È notevole che Taylor Swift sia diventata un fenomeno culturale tanto ampio e apprezzata in modo profondo in un’epoca di inflazione dell’attenzione, in cui l’ascolto di musica è spesso superficiale e passivo ed è sempre più difficile generare interesse, per non parlare di un entusiasmo di lunga durata. Secondo Caroline Mimbs Nyce dell’Atlantic, Swift ci è riuscita usando metodi che vanno ben oltre le categorie tradizionali miranti a coinvolgere i fan della musica. Si avvicina piuttosto alle interazioni in tempo reale che sperimentano i gamer, col vantaggio come si è detto d’essere diventata una superstar nell’epoca pre-streaming e quindi di avere sviluppato “relazioni” quasi ultradecennali coi fan. Gli Easter eggs che lascia qua e là spingono i fan a lanciarsi in una caccia all’indizio, un videogame consumato tra video, foto e libretti dei CD, un gioco che rafforza il legame parasociale.
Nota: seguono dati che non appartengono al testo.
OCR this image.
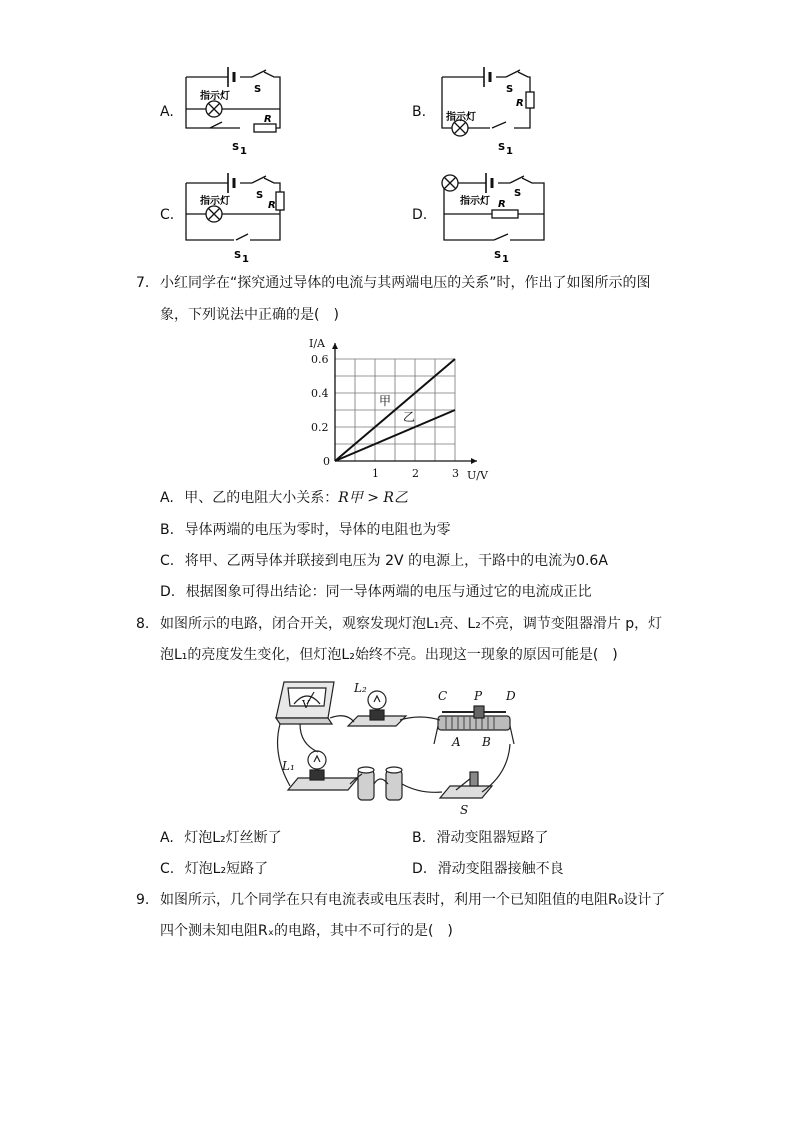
A.
指示灯
S
R
S 1
B. 指示灯
S
R
S 1
C.
指示灯
S
R
S 1
D.
指示灯
S
R
S 1
7. 小红同学在“探究通过导体的电流与其两端电压的关系”时，作出了如图所示的图
象，下列说法中正确的是(　)
甲
乙
1	2	3
0.2
0.4
0.6
0
U/V
I/A
A. 甲、乙的电阻大小关系：R甲 > R乙
B. 导体两端的电压为零时，导体的电阻也为零
C. 将甲、乙两导体并联接到电压为 2V 的电源上，干路中的电流为0.6A
D. 根据图象可得出结论：同一导体两端的电压与通过它的电流成正比
8. 如图所示的电路，闭合开关，观察发现灯泡L₁亮、L₂不亮，调节变阻器滑片 p，灯
泡L₁的亮度发生变化，但灯泡L₂始终不亮。出现这一现象的原因可能是(　)
V
L₂
L₁
C P D
A B
S
A. 灯泡L₂灯丝断了	B. 滑动变阻器短路了
C. 灯泡L₂短路了	D. 滑动变阻器接触不良
9. 如图所示，几个同学在只有电流表或电压表时，利用一个已知阻值的电阻R₀设计了
四个测未知电阻Rₓ的电路，其中不可行的是(　)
Se Taylor Swift è riuscita a diventare quel che è, scrive Evans, è perché è una star antifragile, un concetto che si riferisce «alle cose che non solo resistono allo stress e agli shock, ma prosperano e migliorano proprio grazie ad essi, un po’ come il nostro sistema immunitario, che sviluppa anticorpi quando viene esposto al virus contenuto in un vaccino». La sua potrà anche sembrare un’ascesa vertiginosa e senza fine, con un picco epocale rappresentato dall’Eras Tour, il giro di concerti di maggior successo di sempre, ma Taylor Swift ha dovuto superare problemi reputazionali e cambiamenti radicali nel mercato e nei media. Lei, antifragile, non li ha solo superati, ma li ha usati come leva per la crescita e stimolo per reinventarsi, controllando in maniera ossessiva il suo racconto. Si dice che chi controlla la narrazione controlla il futuro e lei il suo futuro lo sta sicuramente scrivendo in questo momento. Magari non ce ne stiamo accorti, ma ha probabilmente lasciato qua là qualche piccolo indizio.